The graphs in all benchmarks are random three-regular graphs, which have treewidth that is asymptotically smaller than $|V|/6$. In this benchmark, we do not include traditional algorithms for finding the MIS sizes such as branching or dynamic programming. To the best of our knowledge, these algorithms are not suitable for computing most of the solution space properties mentioned in this paper. The main goal of this section is to show the relative computation time for calculating different solution space properties.

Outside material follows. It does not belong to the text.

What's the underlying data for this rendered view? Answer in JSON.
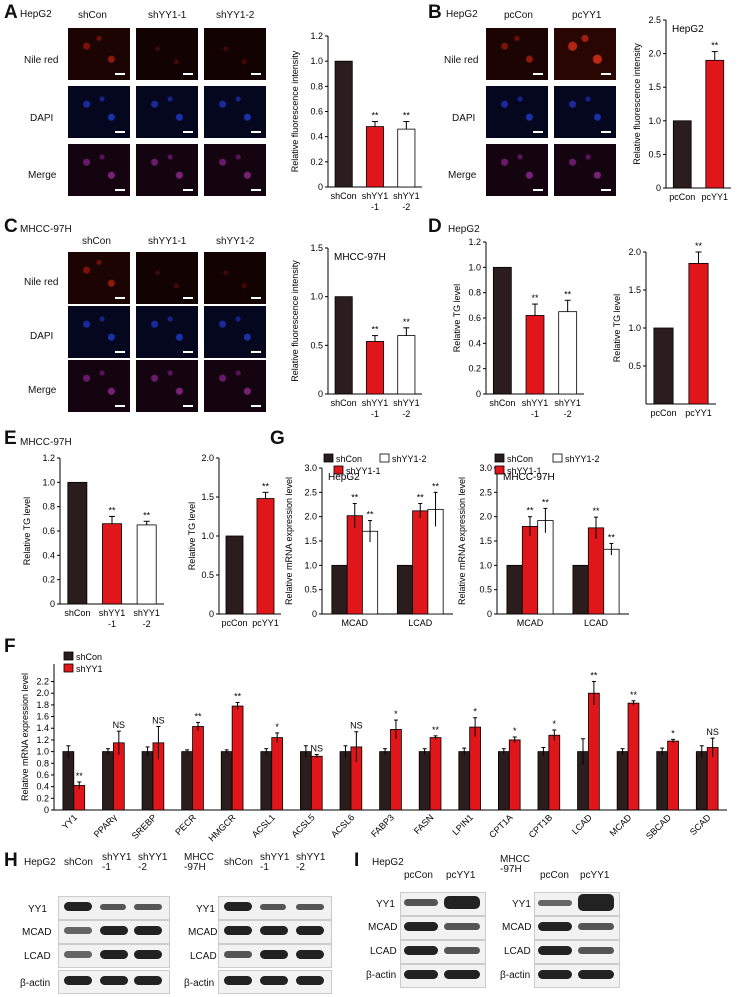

Panel (a) shows the time and space complexity of tensor network contraction for different graph sizes. The contraction order is obtained using the TreeSA
algorithm that implemented in OMEinsumContractionOrders. If we assume our contraction-order finding program has found the optimal treewidth, which is very likely to be true, the space complexity is the same as the treewidth of the problem graph. Slicing technique has been used for graphs with space complexity greater than $2^{27}$ (above the yellow dashed line) to fit the computation into a 16GB memory. One can see that all the computation times in panels (b), (c), and (d) have a strong correlation with the predicted time and space complexity. While in panel (d), the computation time of configuration enumeration also strongly correlates with other factors such as the configuration space size. Among these benchmarks, computational tasks with data types real numbers, complex numbers, or Tropical
numbers (CPU only) can utilize fast basic linear algebra subprograms (BLAS) functions. These tasks usually compute much faster than ones with other element types in the same category. Immutable data types with no reference to other values can be compiled to GPU devices that run much faster than CPUs in all cases when the problem scale is big enough. These data types do not include those defined in Polynomial
, ConfigEnumerator
, ExtendedTropical
and SumProductTree
or a data type containing them as a part. In panel (c), one can see the Fourier transformation-based method is the fastest in computing the independence polynomial, but it may suffer from round-off errors. The finite field (GF(p)) approach is the only method that does not have round-off errors and can be run on a GPU. In panel (d), one can see the technique to bound the enumeration space (see paper) improves the performance for more than one order of magnitude in enumerating the MISs. The bounding technique can also reduce the memory usage significantly, without which the largest computable graph size is only $\sim150$ on a device with 32GB main memory.
We show the benchmark of computing the maximal independent set properties on 3-regular graphs in the following plot, including a comparison to the Bron-Kerbosch algorithm from Julia package Graphs
In this plot, benchmarks of computing different solution space properties of the maximal independent sets (ISs) problem on random three regular graphs at different sizes.
- (a) time and space complexity of tensor network contraction.
- (b) The wall clock time for counting and enumeration of maximal ISs.
Panel (a) shows the space and time complexities of tensor contraction, which are typically larger than those for the independent set problem. In panel (b), one can see counting maximal independent sets are much more efficient than enumerating them, while our generic tensor network approach runs slightly faster than the Bron-Kerbosch approach in enumerating all maximal independent sets.